Harry also pointed to the research showing the ‘safety in numbers’ effect for those involved in active transport. A study of relative risk to walkers and cyclists from Californian cities reports the dramatic reduction of risk as the percentage of journey-to-work share increases from less than 5% upwards.

There have been massive recent studies on the Global Burden of Disease (GBD), funded by Bill Gates, with health statistics gathered from all over the world.
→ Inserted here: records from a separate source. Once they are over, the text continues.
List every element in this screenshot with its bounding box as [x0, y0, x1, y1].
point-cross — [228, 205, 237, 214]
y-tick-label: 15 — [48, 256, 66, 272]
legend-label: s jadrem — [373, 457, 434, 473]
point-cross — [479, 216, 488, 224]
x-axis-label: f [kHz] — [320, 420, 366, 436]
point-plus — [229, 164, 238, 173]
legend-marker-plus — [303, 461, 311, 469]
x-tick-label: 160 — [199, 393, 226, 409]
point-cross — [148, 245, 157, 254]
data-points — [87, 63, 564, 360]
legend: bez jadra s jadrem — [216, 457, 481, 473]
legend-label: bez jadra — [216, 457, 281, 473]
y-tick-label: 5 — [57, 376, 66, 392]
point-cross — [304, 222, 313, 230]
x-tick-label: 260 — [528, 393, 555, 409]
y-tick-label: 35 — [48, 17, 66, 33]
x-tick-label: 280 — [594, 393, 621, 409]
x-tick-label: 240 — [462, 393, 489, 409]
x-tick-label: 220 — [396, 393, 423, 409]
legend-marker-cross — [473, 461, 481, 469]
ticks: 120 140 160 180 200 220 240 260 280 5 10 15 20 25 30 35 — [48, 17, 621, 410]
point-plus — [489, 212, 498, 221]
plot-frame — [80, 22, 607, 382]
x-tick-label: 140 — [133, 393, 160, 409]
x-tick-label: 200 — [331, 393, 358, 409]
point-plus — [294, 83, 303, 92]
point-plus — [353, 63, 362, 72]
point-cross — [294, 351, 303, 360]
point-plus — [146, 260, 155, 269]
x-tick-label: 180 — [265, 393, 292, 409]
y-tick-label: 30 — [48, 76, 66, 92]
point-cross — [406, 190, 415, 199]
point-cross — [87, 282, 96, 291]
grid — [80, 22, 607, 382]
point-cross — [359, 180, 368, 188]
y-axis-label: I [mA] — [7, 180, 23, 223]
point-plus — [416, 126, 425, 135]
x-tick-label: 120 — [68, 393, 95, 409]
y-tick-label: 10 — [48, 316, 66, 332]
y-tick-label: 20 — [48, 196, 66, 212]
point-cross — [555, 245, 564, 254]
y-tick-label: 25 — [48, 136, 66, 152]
Harry pointed out that the GBD statistics show that millions are killed or injured on the roads globally, but these numbers are dwarfed by deaths and morbidity from cardio-vascular diseases(CVDs.) The most effective antidote to these CVDs is regular exercise. Evidence also shows that the main intervention for health seems to be shifting residence to Netherlands or Denmark! (These countries show a very high proportion of their population commuting by bicycle).

Peter Bass of TERNZ described the methods and aims of a study which is being developed in Mangere Central, Auckland called ‘Future Streets: TeAra Mua’. This case-control study starting in early 2015 is to be supported by a number of universities, councils and ACC, among others, with funding from MBIE. The aim is to measure the effects of retrofitting existing streets to make them safer and healthier. A lower socio-economic city area currently dominated by the car has been chosen as it is known that poorer suburbs have increased crash rates and inactivity-related diseases like CVDs and obesity.

Design principles of the study include reducing and making more consistent traffic speeds, with schools and the Mangere Central mall being priority destinations for safe walking and cycling . An arterial separated bike network will be an important infrastructure improvement. Data collected will include vehicle, cycle and pedestrian movements and crashes, and door-to- door surveys of residents’ physical activity, travel patterns and social networks. Guiding principles of construction include the introduction of ‘self-explaining roads’ where motorists are encouraged to slow down because of the infrastructure design eg by narrowing the roads with cycleway construction and other measures. It is known that big, wide roads encourage speeding despite traditional slow-down signs. Peter emphasized that increasing road safety is predominantly a health issue—it not only reduces crashes, but reaps the major health benefits of safer walking and cycling. Analysis of data is timed for 2016.

Michael Keall, from the Dept. of Public Health, Wellington Medical School, described ‘the ACTIVE study–increasing cycling and walking in NZ cities’. ACTIVE is the acronym for ‘Activating Communities To Improve Vitality and Equality’. The design of the study was quasi-experimental with two intervention cities (Hastings and New Plymouth) matched to two control cities (Masterton and Whanganui). It sought to evaluate the impact of the creation of new cycling infrastructure (local government initiated and central government-funded) designed to make active travel easy and attractive.

Michael’s began by emphasizing that important health benefits of exercise arise only from its regularity: such habitual exercise can be obtained by routine commuting by cycling or walking, with the latter being part of most public transport trips also. He indicated that cars are becoming more dominant, accompanied by lower levels of active travel in many countries, including NZ. He noted the very low percentage of commuters who walk and cycle to work in New Zealand compared internationally (only the US and Australia are worse). Data also showed the strong correlation of reduced active travel and obesity (obesity rates in New Zealand are third highest globally, just behind the US and Mexico).

Analysis of household travel behavior data was obtained from the NZ Household Travel Survey home interviews from three consecutive years (2011-2013). In a first-stage evaluation, the rates of active transport in the treatment group were static compared with the control cities where the rates continued to decrease. The study’s conclusions were
that “the Model Communities programme can be
regarded as successful in arresting a strong trend towards ever-decreasing levels of active travel”.